Figure 6: Reflective replay improves pass rates on originally failed runs after injecting CodeTracer's diagnostic signals.
Action Efficiency and Industrial Agent Comparison
Analysis of effective action ratios reveals broad distributions irrespective of backbone strength—every model has numerous trajectories with suboptimal action efficiency, accentuating the necessity for early detection of unproductive behavior and targeted intervention.





Figure 7: Effective action ratio histogram for Claude-sonnet-4.
- Industrial agents (e.g., Claude Code) feature specialized tooling, aggressive context management, and parallel tool execution, resulting in lower exploration-to-change ratios and higher trajectory efficiency. However, parallelism introduces ordering-sensitivity challenges absent from academic frameworks.
Implications and Future Directions
The study underscores the limits of outcome-only evaluation, advocating for process-level, step-wise diagnostic supervision. CodeTracer structurally enables failure onset localization, supporting both empirical analysis and practical agent improvement via reflective replay.
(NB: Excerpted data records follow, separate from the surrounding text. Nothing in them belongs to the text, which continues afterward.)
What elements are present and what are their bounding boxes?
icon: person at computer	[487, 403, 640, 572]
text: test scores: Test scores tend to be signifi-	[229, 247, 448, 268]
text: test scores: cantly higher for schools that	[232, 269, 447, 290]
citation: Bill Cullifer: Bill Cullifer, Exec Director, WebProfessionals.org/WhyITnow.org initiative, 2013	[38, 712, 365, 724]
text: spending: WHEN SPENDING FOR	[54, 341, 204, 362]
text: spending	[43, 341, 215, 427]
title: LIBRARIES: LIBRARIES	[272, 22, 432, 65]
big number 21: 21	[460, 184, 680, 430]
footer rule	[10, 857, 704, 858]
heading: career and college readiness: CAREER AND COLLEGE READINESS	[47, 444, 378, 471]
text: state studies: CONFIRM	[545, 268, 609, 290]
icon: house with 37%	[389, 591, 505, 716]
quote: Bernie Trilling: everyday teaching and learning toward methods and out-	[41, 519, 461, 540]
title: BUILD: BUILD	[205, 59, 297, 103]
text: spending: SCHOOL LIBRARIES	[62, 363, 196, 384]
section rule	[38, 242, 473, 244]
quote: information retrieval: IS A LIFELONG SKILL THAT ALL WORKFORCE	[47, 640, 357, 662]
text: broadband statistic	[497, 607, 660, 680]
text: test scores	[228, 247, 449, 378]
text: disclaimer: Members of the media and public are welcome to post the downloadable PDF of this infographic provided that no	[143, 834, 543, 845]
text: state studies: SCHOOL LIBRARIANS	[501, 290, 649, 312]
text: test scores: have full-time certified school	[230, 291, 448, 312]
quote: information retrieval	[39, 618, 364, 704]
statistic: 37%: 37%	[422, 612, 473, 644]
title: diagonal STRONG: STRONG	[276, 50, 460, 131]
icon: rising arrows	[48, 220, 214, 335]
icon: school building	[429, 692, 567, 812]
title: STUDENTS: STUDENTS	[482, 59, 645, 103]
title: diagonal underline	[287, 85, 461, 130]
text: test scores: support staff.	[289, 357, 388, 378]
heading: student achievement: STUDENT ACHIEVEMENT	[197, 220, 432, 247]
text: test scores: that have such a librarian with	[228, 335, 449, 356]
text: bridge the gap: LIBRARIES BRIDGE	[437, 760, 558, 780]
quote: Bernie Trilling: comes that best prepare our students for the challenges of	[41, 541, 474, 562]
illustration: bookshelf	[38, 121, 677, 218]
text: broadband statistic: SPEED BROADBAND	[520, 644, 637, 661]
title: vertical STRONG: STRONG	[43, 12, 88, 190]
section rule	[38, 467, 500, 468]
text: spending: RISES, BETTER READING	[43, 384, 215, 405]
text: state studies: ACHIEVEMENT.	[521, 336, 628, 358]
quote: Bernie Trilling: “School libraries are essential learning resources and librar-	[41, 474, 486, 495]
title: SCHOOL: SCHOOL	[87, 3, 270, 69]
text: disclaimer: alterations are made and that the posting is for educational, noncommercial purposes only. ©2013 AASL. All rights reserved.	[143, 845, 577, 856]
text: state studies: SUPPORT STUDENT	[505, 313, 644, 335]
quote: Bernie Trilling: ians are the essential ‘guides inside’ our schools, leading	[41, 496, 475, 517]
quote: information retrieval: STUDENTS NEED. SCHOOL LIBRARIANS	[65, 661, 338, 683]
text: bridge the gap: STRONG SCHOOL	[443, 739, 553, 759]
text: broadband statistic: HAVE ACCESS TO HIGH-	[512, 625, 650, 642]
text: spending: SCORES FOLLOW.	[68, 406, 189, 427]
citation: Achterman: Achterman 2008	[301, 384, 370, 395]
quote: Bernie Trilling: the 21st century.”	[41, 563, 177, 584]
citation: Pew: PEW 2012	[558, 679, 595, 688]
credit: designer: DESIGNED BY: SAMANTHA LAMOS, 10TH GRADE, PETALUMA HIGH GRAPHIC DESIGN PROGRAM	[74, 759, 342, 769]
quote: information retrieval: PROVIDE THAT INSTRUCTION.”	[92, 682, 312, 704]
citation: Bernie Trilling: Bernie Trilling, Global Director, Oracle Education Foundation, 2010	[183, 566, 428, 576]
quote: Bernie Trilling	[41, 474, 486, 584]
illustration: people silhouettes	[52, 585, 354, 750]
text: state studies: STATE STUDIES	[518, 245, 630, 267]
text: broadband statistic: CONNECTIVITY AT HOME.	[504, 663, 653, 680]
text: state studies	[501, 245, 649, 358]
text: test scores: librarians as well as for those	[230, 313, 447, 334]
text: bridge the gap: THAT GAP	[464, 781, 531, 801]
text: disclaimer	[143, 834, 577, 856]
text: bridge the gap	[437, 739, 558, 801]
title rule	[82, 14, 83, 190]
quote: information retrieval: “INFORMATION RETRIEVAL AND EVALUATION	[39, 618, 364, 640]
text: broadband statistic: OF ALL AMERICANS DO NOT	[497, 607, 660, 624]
The evidence-action gap and stage-dependent error clustering motivate integrating hierarchical trace analyses and diagnosis signals into agent architectures as dense feedback sources.
Future research should expand trace standardization to cover richer agent toolsets and diverse repository environments, enhance annotation schemas for more granular supervision, and develop online adaptive replay strategies for interactive environments. The localization pipeline could serve as the foundation for reinforcement and offline RL, leveraging per-step deviation signals to close the behavioral gap between industrial and academic agents.
Conclusion
CodeTracer delivers scalable hierarchical tracing and automated failure onset localization for code agent trajectories, validated on CodeTraceBench—a large benchmark of step-level annotated runs across multiple backbones and frameworks. Experimental results reveal systematic failure patterns, actionable evidence-to-action gaps, and agent architecture inefficiencies, with CodeTracer achieving robust gains in step-level localization and effective replay-driven recovery. The framework constitutes a powerful diagnostic tool for structured evaluation and targeted improvement in software-engineering-oriented autonomous agents (2604.11641).